8. bölüm - Düğün

1.3K 53 21
                                    

Defne ağızı kulaklarında yatağına oturup dizlerini kendine doğru çekti. Etrafa gözlerini gezdirdikten sonra kızarmış yüzünü ellerinin arasına alıp deli gibi gülmeye başladı.

Defne için bu bambaşka bir heyecandı. İlk defa bir erkekle, ne kadar itiraf etmek istemese de hoşlandığı bir erkekle, bu kadar yakınlaşmıştı. İlk defa bir erkeği bu kadar yakından hissetmiş, kokusunu içine çekmişti.

Çok başka bir şeydi bu. Çok başka...

D: Ayyyy boşamayacağım dedi. Seni asla bırakmam, sen benimsin mi demekti şimdi bu?

Tekrar gülmeye başladı. Sonra hemen ayaklarını yataktan aşağı sarkıttı ve yüzü ciddileşti.

D: Saçmalama Defne! Seninle dalga geçti o. Gördü tabii sen orada salak gibi mıhlanıp kaldın öyle adama yapışmış. Iııy ne kadar pismişim ben ya.

Kalkıp aynanın önüne oturdu ve makyajını silmeye başladı.

D: Tabii şimdi sen ilk defa bukadar yakınlaştın ya biriyle. O yüzden böyle saçma sapan heyecan yaptın yoksa... Hiç o öküze aşık olacak göz var mı sende?

Aynadan kendine şüpheci bir şekilde baktı.

D: Yok yok. O göz yok sende.

Kendini avuta avuta yatağa girmiş, bir oyana bir bu yana dönenmekten sabaha karşı uyuyabilmişti anca.

***
Ömer ise dün gece keyfi gıcır olduğu için eve gelir gelmez kendi içkilerinden birisini açıp o da Defne gibi kendi kendine gülüp gülüp içti.

Nasıl da cesaret etmişti öyle?

Ö: Keşke öpseydim ya.

Sehpanın üstünde duran sigara paketinden bir tane alıp dudaklarının arasına koydu. Sonra parmaklarını çekip onlara baktı. Bu parmaklarla dokunmuştu saçına.

Derin bir nefes alıp sigarasını yaktı. Dumanı dışarı üflerken tekrar gülmeye başladı.

Ö: Şimdi o düşünsün bakalım...

Arkasına yaslanıp tekrar parmaklarına baktı.

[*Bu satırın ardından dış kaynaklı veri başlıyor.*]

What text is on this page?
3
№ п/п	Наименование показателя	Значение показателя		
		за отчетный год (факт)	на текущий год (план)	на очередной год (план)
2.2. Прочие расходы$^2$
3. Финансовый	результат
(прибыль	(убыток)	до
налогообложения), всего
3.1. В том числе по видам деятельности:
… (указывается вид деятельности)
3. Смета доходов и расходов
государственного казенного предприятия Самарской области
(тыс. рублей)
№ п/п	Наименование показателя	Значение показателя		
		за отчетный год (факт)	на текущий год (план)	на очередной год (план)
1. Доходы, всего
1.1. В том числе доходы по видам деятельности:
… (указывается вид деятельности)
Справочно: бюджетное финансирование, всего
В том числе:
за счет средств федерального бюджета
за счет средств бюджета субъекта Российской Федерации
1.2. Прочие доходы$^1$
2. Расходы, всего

Ö: Yarın tekrar dokunacağım o kızıllara. Tekrar hissedeceksin beni...

Saatine baktı.

Ö: Çok değil... Az kaldı çok az.

Tekrar sigaranın dumanını içine çekip üfledi ve başını arkaya yasladı.

Ö: Ömer oğlum acayip bir şekilde kafayı sıyırdın ama hadi bakalım... Bindik bir alamete gidiyoruz kıyamete.

***

Sabah büyük coşku vardı. Kızlara hazırlanmalarına yardım olacak üç kişi gelmişti. Saçlarını ve makyajlarını en güzel şekilde yapmaya hazırladı.

Hepsi kıpır kıpırdı evin içinde. Korumaları bile heyecan basmıştı. Bugün Topallar için büyük gündü.

Ahmet Ömer'i zor da olsa sabah erkenden uyandırmaya başarmıştı. Dün gece kendi kendine içip sızmıştı en son.

Ömer kalkıp hazırlandı. Duşunu aldı, smokinini giydi, saçlarını güzelce tarayıp parfümünü bolca sıktı üstüne. Saatlerinden bir tane seçip koluna takarak bir ıslık tutturup aşağı inmeye başladı.

Islık çalışı Sinanı görünce durdu. Anlamsız bakışlar atıyordu ona.

Ö: Hayırdır bu saatte?

Sİ: Ahmet amca aradı. Toplların düğünü var oraya gidicez dedi. Pek anlamdım niye bu saatte gidiyoruz ama biliyorsun baban sorgulanamaz itaat edilir.